Logline
What happens when the government makes you choose…
See the trailer
Synopsis
This is the Fang family from a Chinese village. Trapped by a strict cultural tradition to prefer boys over girls, Ms. Fang gave birth to 2 girls, Fang-Sha and Fang-Hai. Ms. Fang had 7 abortions in order to get a boy, Fang-Zhilong.
The Fangs raise their son, but can not care for their daughters. China’s now obsolete One Child Policy had penalized families with more than one child. To avoid the Population Control Police, the Fangs separate the girls at birth to live in different provinces.
The Fangs become outcasts in their own country as illegal migrant workers. They lose their factory job, are disqualified from a government pension, and stop receiving social service benefits–all the consequences of population-control restrictions.
Now, the girls return to one of China’s oldest cities, Suzhou, which has transformed into a busy cosmopolitan hub. Feeling out of place, they are strangers in their own home.
They struggle to work. They reject their parents. They run away. They fail out of school. And they are dejected. The Fangs undergo separation and loss, isolation and sacrifice, yet hope for connection through love in modern day China.
This unflinching and bold film bears witness to a family split but not broken, distraught yet hopeful.
Approach & Description
More Than One Child explores universal issues such as population control versus freedom of choice, the pursuit to belong to a society that labels you an outcast, and the strength of family bonds that seek to overcome separation.
The broad formed inquiry starts with an intimate portrayal that unveils the hearts and minds of a migrant Chinese family. We experience the personal hardship endured by the Fang family while of living in hiding. We witness the identity crisis of the teenage girls, whose existence is not recognized by their own country. The camera quietly follows their lives, allowing the viewer to become part of their daily challenges.
We get to know the Fang family quite well. They are one of the 262 million migrant Chinese workers. The seasonal employment opportunities draw the most desperate and poor into already overpopulated cities. The One-Child Policy along with the trend of urbanization are current and significant as social structures that deeply impact contemporary China.

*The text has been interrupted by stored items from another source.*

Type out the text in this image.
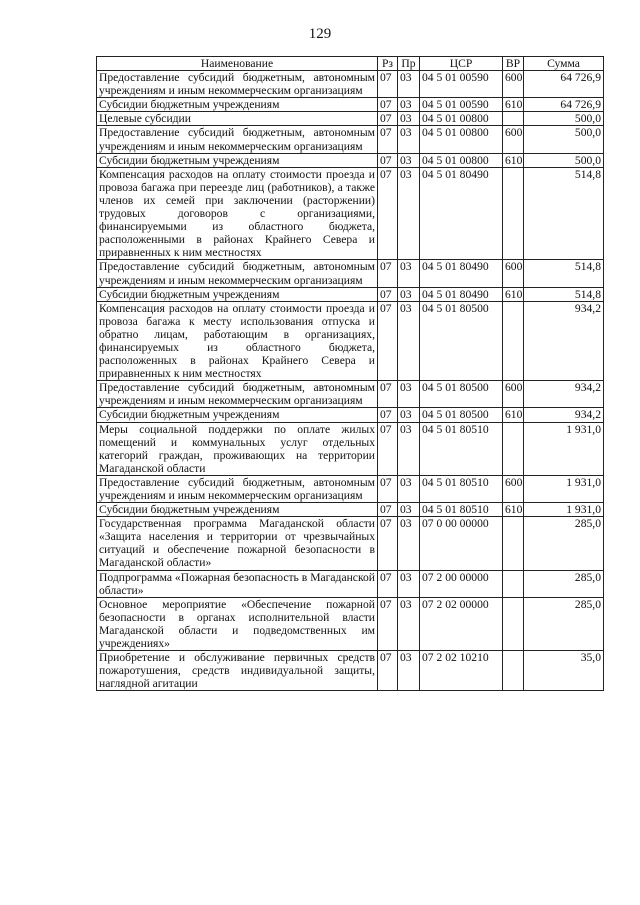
129
Наименование	Рз	Пр	ЦСР	ВР	Сумма
Предоставление субсидий бюджетным, автономным учреждениям и иным некоммерческим организациям	07	03	04 5 01 00590	600	64 726,9
Субсидии бюджетным учреждениям	07	03	04 5 01 00590	610	64 726,9
Целевые субсидии	07	03	04 5 01 00800		500,0
Предоставление субсидий бюджетным, автономным учреждениям и иным некоммерческим организациям	07	03	04 5 01 00800	600	500,0
Субсидии бюджетным учреждениям	07	03	04 5 01 00800	610	500,0
Компенсация расходов на оплату стоимости проезда и провоза багажа при переезде лиц (работников), а также членов их семей при заключении (расторжении) трудовых договоров с организациями, финансируемыми из областного бюджета, расположенными в районах Крайнего Севера и приравненных к ним местностях	07	03	04 5 01 80490		514,8
Предоставление субсидий бюджетным, автономным учреждениям и иным некоммерческим организациям	07	03	04 5 01 80490	600	514,8
Субсидии бюджетным учреждениям	07	03	04 5 01 80490	610	514,8
Компенсация расходов на оплату стоимости проезда и провоза багажа к месту использования отпуска и обратно лицам, работающим в организациях, финансируемых из областного бюджета, расположенных в районах Крайнего Севера и приравненных к ним местностях	07	03	04 5 01 80500		934,2
Предоставление субсидий бюджетным, автономным учреждениям и иным некоммерческим организациям	07	03	04 5 01 80500	600	934,2
Субсидии бюджетным учреждениям	07	03	04 5 01 80500	610	934,2
Меры социальной поддержки по оплате жилых помещений и коммунальных услуг отдельных категорий граждан, проживающих на территории Магаданской области	07	03	04 5 01 80510		1 931,0
Предоставление субсидий бюджетным, автономным учреждениям и иным некоммерческим организациям	07	03	04 5 01 80510	600	1 931,0
Субсидии бюджетным учреждениям	07	03	04 5 01 80510	610	1 931,0
Государственная программа Магаданской области «Защита населения и территории от чрезвычайных ситуаций и обеспечение пожарной безопасности в Магаданской области»	07	03	07 0 00 00000		285,0
Подпрограмма «Пожарная безопасность в Магаданской области»	07	03	07 2 00 00000		285,0
Основное мероприятие «Обеспечение пожарной безопасности в органах исполнительной власти Магаданской области и подведомственных им учреждениях»	07	03	07 2 02 00000		285,0
Приобретение и обслуживание первичных средств пожаротушения, средств индивидуальной защиты, наглядной агитации	07	03	07 2 02 10210		35,0
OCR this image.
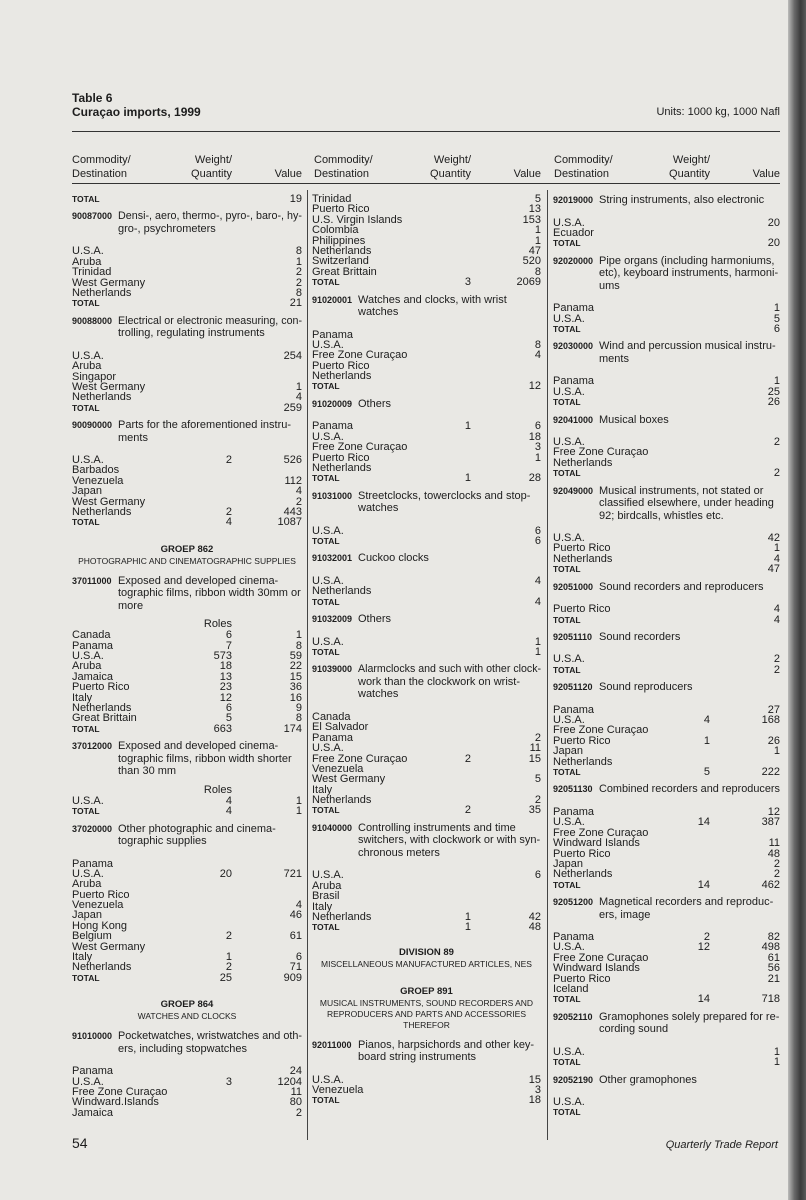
Table 6
Curaçao imports, 1999	Units: 1000 kg, 1000 Nafl
Commodity/
Destination
Weight/
Quantity	Value
Commodity/
Destination
Weight/
Quantity	Value
Commodity/
Destination
Weight/
Quantity	Value
TOTAL	19
90087000 Densi-, aero, thermo-, pyro-, baro-, hy-
gro-, psychrometers
U.S.A.	8
Aruba	1
Trinidad	2
West Germany	2
Netherlands	8
TOTAL	21
90088000 Electrical or electronic measuring, con-
trolling, regulating instruments
U.S.A.	254
Aruba
Singapor
West Germany	1
Netherlands	4
TOTAL	259
90090000 Parts for the aforementioned instru-
ments
U.S.A.	2	526
Barbados
Venezuela	112
Japan	4
West Germany	2
Netherlands	2	443
TOTAL	4	1087
GROEP 862
PHOTOGRAPHIC AND CINEMATOGRAPHIC SUPPLIES
37011000 Exposed and developed cinema-
tographic films, ribbon width 30mm or
more
Roles
Canada	6	1
Panama	7	8
U.S.A.	573	59
Aruba	18	22
Jamaica	13	15
Puerto Rico	23	36
Italy	12	16
Netherlands	6	9
Great Brittain	5	8
TOTAL	663	174
37012000 Exposed and developed cinema-
tographic films, ribbon width shorter
than 30 mm
Roles
U.S.A.	4	1
TOTAL	4	1
37020000 Other photographic and cinema-
tographic supplies
Panama
U.S.A.	20	721
Aruba
Puerto Rico
Venezuela	4
Japan	46
Hong Kong
Belgium	2	61
West Germany
Italy	1	6
Netherlands	2	71
TOTAL	25	909
GROEP 864
WATCHES AND CLOCKS
91010000 Pocketwatches, wristwatches and oth-
ers, including stopwatches
Panama	24
U.S.A.	3	1204
Free Zone Curaçao	11
Windward.Islands	80
Jamaica	2
Trinidad	5
Puerto Rico	13
U.S. Virgin Islands	153
Colombia	1
Philippines	1
Netherlands	47
Switzerland	520
Great Brittain	8
TOTAL	3	2069
91020001 Watches and clocks, with wrist
watches
Panama
U.S.A.	8
Free Zone Curaçao	4
Puerto Rico
Netherlands
TOTAL	12
91020009 Others
Panama	1	6
U.S.A.	18
Free Zone Curaçao	3
Puerto Rico	1
Netherlands
TOTAL	1	28
91031000 Streetclocks, towerclocks and stop-
watches
U.S.A.	6
TOTAL	6
91032001 Cuckoo clocks
U.S.A.	4
Netherlands
TOTAL	4
91032009 Others
U.S.A.	1
TOTAL	1
91039000 Alarmclocks and such with other clock-
work than the clockwork on wrist-
watches
Canada
El Salvador
Panama	2
U.S.A.	11
Free Zone Curaçao	2	15
Venezuela
West Germany	5
Italy
Netherlands	2
TOTAL	2	35
91040000 Controlling instruments and time
switchers, with clockwork or with syn-
chronous meters
U.S.A.	6
Aruba
Brasil
Italy
Netherlands	1	42
TOTAL	1	48
DIVISION 89
MISCELLANEOUS MANUFACTURED ARTICLES, NES
GROEP 891
MUSICAL INSTRUMENTS, SOUND RECORDERS AND
REPRODUCERS AND PARTS AND ACCESSORIES
THEREFOR
92011000 Pianos, harpsichords and other key-
board string instruments
U.S.A.	15
Venezuela	3
TOTAL	18
92019000 String instruments, also electronic
U.S.A.	20
Ecuador
TOTAL	20
92020000 Pipe organs (including harmoniums,
etc), keyboard instruments, harmoni-
ums
Panama	1
U.S.A.	5
TOTAL	6
92030000 Wind and percussion musical instru-
ments
Panama	1
U.S.A.	25
TOTAL	26
92041000 Musical boxes
U.S.A.	2
Free Zone Curaçao
Netherlands
TOTAL	2
92049000 Musical instruments, not stated or
classified elsewhere, under heading
92; birdcalls, whistles etc.
U.S.A.	42
Puerto Rico	1
Netherlands	4
TOTAL	47
92051000 Sound recorders and reproducers
Puerto Rico	4
TOTAL	4
92051110 Sound recorders
U.S.A.	2
TOTAL	2
92051120 Sound reproducers
Panama	27
U.S.A.	4	168
Free Zone Curaçao
Puerto Rico	1	26
Japan	1
Netherlands
TOTAL	5	222
92051130 Combined recorders and reproducers
Panama	12
U.S.A.	14	387
Free Zone Curaçao
Windward Islands	11
Puerto Rico	48
Japan	2
Netherlands	2
TOTAL	14	462
92051200 Magnetical recorders and reproduc-
ers, image
Panama	2	82
U.S.A.	12	498
Free Zone Curaçao	61
Windward Islands	56
Puerto Rico	21
Iceland
TOTAL	14	718
92052110 Gramophones solely prepared for re-
cording sound
U.S.A.	1
TOTAL	1
92052190 Other gramophones
U.S.A.
TOTAL
54	Quarterly Trade Report
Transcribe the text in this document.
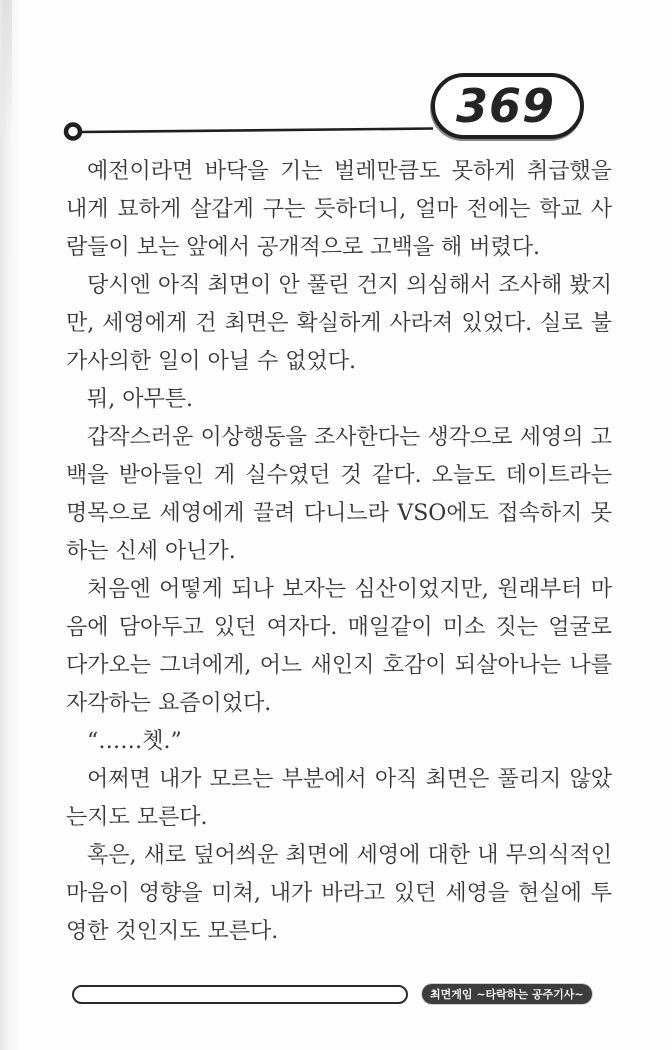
369

예전이라면 바닥을 기는 벌레만큼도 못하게 취급했을 내게 묘하게 살갑게 구는 듯하더니, 얼마 전에는 학교 사람들이 보는 앞에서 공개적으로 고백을 해 버렸다.

당시엔 아직 최면이 안 풀린 건지 의심해서 조사해 봤지만, 세영에게 건 최면은 확실하게 사라져 있었다. 실로 불가사의한 일이 아닐 수 없었다.

뭐, 아무튼.

갑작스러운 이상행동을 조사한다는 생각으로 세영의 고백을 받아들인 게 실수였던 것 같다. 오늘도 데이트라는 명목으로 세영에게 끌려 다니느라 VSO에도 접속하지 못하는 신세 아닌가.

처음엔 어떻게 되나 보자는 심산이었지만, 원래부터 마음에 담아두고 있던 여자다. 매일같이 미소 짓는 얼굴로 다가오는 그녀에게, 어느 새인지 호감이 되살아나는 나를 자각하는 요즘이었다.

“……쳇.”

어쩌면 내가 모르는 부분에서 아직 최면은 풀리지 않았는지도 모른다.

혹은, 새로 덮어씌운 최면에 세영에 대한 내 무의식적인 마음이 영향을 미쳐, 내가 바라고 있던 세영을 현실에 투영한 것인지도 모른다.

최면게임 ~타락하는 공주기사~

While this is not a film about the politics of Chinese laws or statistics of the One-Child Policy, it is important to see some of the data to fully comprehend the social impact of the population control law. On a global scale, population control laws are making a significant difference. World population is estimated to grow from 7.1 billion in 2014 to 9.6 billion by 2050. China’s One-Child Policy in 1968 stabilized the country’s population growth from nearly 6.0 children per family in 1970 to 1.58 in 2011. The success of the dramatic rate drop is primarily due to the criticized implementation of a draconian law. The film does not enter a political debate about the policy or its implementation. But, the well-intentioned Policy compels families with multiple children into hiding, penalizes them with hefty fines and creates a gender preference for male children, all of which are the focus of the film.
Another obstacle is that urban law prohibits migrant families like the Fangs from enrolling their children in schools outside of the province where they were born. This phenomenon has precluded the Fangs from keeping their children together.
The girls face an uphill battle in a cultural and social sense. Daughters are not given the same advantages, benefits and care as the sons. A predisposition to obtain a son instead of a daughter is based on a long history of traditional cultural and family values, supported by Confucius philosophy in an agrarian based-economy. Invariably, the girls try to lead normal lives. How will their upbringing define the next generation? How will the Little Emperor’s Syndrome impact the new family structure and the next generation of parents?